Baby seal discovered in wheat crop three kilometers inland in South Australia

Baby seal discovered in wheat crop three kilometers inland in South Australia

After discovering a baby seal in a wheat crop on a farm close to Cowell on the Eyre Peninsula, a farmer from South Australia released the animal back into the water.

On Thursday morning, a seal was discovered on a neighbor’s driveway, three kilometers inland, according to farmer Ty Kayden, who received a call from the neighbor.

“Your neighbor needs you to come and have a look at this,” my neighbor stated when he called me. He seemed to be saying there’s a baby cow in my driveway. No, it’s a baby seal, he replies, Kayden remarked.

“You’re kidding, we best come have a look,” I said.

According to him, the closest seal colony is around 80 kilometers up the coast. Since starting to farm in the area more than 60 years ago, Kayden’s family has never witnessed one travel this far inland.

As soon as we stopped, Kayden remarked, “There is this small little three-foot seal [about 91cm] sitting just on the border of the wheat crop.”

“It’s a short two-wheel track to the shore, but three kilometers from the coast is a long way. I’m unsure of how it got there or what it was doing.

The seal appeared frail, but Kayden noted that it was fortunate to be alive given the current prevalence of foxes in the area.

Since there was no nearby animal protection organization, they decided it would be best to return the seal to the beach rather than leave him in the center of the harvest.

The only thing we could do was bring him back to the beach and start him moving because there is nothing comparable to the RSPCA nearby, he claimed.

We simply dropped a towel over its head, picked it up, and placed it in a tub in the back of the pickup.
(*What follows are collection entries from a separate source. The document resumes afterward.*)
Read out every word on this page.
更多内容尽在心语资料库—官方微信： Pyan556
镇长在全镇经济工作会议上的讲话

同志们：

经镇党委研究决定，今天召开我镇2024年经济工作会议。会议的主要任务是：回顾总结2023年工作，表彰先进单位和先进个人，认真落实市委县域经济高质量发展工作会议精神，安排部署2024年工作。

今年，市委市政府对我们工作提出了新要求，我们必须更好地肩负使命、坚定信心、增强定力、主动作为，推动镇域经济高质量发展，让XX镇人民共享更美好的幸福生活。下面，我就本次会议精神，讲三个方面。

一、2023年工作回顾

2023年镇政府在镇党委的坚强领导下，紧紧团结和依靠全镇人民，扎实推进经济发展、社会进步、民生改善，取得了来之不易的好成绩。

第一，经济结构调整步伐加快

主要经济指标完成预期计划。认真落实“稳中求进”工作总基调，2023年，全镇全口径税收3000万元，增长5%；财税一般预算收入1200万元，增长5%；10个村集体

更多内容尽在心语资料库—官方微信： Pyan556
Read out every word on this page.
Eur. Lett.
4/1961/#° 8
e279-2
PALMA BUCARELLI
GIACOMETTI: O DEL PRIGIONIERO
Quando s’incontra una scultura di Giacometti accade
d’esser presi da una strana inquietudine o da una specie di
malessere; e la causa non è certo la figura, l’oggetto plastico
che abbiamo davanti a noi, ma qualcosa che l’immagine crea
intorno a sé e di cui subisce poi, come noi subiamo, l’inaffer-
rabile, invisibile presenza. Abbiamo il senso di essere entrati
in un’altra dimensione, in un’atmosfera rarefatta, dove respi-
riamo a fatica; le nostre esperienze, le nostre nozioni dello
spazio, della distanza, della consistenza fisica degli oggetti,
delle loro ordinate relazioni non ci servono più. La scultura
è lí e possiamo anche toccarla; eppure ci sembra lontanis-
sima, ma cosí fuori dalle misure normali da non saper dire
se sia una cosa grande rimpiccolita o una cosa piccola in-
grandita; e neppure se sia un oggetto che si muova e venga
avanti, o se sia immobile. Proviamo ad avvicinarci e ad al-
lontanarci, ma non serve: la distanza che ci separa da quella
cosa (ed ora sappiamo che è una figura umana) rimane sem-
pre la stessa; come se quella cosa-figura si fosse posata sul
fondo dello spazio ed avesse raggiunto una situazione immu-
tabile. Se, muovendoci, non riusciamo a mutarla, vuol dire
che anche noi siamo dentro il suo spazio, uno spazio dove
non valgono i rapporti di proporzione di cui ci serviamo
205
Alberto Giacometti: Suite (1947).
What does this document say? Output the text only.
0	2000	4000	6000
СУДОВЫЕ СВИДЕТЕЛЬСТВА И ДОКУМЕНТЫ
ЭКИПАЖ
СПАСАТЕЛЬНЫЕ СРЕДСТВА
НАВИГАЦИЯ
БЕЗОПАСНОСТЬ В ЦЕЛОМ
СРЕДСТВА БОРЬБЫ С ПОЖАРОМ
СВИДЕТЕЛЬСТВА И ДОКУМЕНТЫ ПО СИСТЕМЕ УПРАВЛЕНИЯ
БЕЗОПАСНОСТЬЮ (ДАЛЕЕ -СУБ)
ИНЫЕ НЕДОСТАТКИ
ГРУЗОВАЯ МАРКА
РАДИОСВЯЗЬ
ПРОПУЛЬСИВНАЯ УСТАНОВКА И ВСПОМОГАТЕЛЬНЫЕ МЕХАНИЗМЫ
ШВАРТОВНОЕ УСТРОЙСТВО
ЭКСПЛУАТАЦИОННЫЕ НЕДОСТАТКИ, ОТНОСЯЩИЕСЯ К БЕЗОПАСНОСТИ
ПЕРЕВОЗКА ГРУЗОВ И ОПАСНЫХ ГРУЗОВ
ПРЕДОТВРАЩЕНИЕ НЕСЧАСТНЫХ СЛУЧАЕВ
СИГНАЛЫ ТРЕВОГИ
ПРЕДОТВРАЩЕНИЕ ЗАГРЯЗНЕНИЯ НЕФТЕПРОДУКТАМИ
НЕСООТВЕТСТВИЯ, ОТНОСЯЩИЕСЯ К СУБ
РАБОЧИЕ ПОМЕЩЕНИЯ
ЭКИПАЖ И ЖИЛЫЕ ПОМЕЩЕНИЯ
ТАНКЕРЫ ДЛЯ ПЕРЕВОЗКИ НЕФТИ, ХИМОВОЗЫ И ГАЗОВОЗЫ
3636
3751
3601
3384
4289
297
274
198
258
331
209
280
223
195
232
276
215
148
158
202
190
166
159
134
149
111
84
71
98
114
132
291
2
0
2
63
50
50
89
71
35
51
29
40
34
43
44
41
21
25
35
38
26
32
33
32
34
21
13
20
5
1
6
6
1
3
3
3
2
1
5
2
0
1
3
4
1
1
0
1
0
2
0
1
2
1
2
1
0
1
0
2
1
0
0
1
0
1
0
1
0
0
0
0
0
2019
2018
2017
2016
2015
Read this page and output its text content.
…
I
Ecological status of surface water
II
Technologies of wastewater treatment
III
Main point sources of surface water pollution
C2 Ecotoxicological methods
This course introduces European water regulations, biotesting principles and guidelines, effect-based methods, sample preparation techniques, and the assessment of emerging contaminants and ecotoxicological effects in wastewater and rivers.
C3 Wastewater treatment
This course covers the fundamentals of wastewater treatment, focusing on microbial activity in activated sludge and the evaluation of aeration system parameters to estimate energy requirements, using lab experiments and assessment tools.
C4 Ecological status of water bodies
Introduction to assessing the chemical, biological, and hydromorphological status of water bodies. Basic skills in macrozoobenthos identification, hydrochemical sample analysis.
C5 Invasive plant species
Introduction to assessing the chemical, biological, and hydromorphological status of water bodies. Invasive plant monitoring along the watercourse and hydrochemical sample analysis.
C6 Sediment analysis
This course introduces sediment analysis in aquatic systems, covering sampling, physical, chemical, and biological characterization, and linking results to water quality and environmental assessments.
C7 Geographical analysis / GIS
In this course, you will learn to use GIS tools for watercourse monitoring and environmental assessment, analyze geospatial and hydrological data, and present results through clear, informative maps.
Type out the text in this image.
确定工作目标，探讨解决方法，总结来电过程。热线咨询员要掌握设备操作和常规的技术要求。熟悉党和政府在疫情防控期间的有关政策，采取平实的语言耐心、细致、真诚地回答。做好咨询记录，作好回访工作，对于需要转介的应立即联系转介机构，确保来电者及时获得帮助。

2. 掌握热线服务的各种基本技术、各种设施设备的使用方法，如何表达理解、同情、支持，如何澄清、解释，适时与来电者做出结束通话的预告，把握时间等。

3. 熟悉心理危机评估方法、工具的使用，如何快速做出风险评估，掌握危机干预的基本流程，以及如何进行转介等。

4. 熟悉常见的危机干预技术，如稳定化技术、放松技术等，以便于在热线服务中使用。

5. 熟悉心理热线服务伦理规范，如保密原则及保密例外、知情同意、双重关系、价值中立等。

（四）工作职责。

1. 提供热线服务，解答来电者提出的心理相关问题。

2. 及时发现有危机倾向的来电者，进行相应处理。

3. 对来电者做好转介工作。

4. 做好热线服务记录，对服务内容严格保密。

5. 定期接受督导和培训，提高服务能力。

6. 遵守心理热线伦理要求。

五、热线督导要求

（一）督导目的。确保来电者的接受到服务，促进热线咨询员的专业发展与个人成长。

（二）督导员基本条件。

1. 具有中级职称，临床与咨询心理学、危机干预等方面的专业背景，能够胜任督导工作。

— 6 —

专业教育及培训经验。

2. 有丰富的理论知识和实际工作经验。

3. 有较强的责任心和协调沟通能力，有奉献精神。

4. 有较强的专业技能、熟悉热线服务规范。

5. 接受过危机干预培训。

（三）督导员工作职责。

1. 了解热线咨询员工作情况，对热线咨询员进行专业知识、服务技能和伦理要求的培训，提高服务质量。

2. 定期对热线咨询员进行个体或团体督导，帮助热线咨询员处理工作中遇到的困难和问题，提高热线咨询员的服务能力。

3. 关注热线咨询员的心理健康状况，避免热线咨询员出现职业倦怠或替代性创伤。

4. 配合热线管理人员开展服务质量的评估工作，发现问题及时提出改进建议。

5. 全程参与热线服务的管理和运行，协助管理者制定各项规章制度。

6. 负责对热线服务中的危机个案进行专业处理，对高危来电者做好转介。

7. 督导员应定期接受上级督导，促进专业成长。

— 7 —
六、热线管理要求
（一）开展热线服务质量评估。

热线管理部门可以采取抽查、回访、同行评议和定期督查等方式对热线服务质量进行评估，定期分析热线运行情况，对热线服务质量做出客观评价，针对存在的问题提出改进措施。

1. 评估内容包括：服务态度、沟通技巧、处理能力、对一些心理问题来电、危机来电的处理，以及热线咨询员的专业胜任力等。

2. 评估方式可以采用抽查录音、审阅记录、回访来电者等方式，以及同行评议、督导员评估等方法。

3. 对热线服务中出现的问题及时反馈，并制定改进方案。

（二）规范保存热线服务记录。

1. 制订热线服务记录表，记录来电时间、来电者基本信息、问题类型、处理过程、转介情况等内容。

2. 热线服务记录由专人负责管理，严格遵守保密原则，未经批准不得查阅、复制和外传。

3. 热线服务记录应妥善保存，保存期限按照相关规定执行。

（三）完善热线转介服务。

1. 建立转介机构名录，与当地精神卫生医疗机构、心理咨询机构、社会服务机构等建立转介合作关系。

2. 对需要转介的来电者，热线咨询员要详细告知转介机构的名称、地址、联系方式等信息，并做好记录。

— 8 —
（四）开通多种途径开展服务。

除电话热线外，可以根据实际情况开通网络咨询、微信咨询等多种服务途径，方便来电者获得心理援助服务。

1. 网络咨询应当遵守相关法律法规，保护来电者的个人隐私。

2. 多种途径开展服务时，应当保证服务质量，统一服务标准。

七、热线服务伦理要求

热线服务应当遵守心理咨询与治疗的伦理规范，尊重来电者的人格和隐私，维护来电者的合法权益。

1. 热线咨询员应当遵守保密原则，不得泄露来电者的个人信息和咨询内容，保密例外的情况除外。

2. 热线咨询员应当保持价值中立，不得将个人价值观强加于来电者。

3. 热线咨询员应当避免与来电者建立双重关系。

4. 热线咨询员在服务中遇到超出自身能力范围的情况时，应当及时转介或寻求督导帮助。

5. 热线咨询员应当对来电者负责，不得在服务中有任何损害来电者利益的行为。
The seal was taken to the beach, where it was high tide, by Kayden and his worker. The seal first resisted leaving, but after a slight prod, it swam off into the shallow water.

According to Kayden, “I’m hoping it’s had a large feed of king whiting and is looking a bit heavier.”

Although other species occasionally visit the shore, South Australian waters are home to Australian sea lions, long-nosed fur seals, and Australian fur seals.

According to Steve Reynolds, president of the Marine Life Society of South Australia, the animal was probably a Longnose New Zealand fur seal, which is capable of walking on its flippers.

A representative of the RSPCA advised anyone who finds a sick or injured animal to contact a local veterinarian or wildlife organization.

“They should be able to give guidance on what to do with the animal, including whether you should try to handle the animal and, if so, how to do so. They should also be able to make sure the animal receives the proper care if it is ill or injured.”

Lead Image: Seal pup found on farm in South Australia 3km from ocean.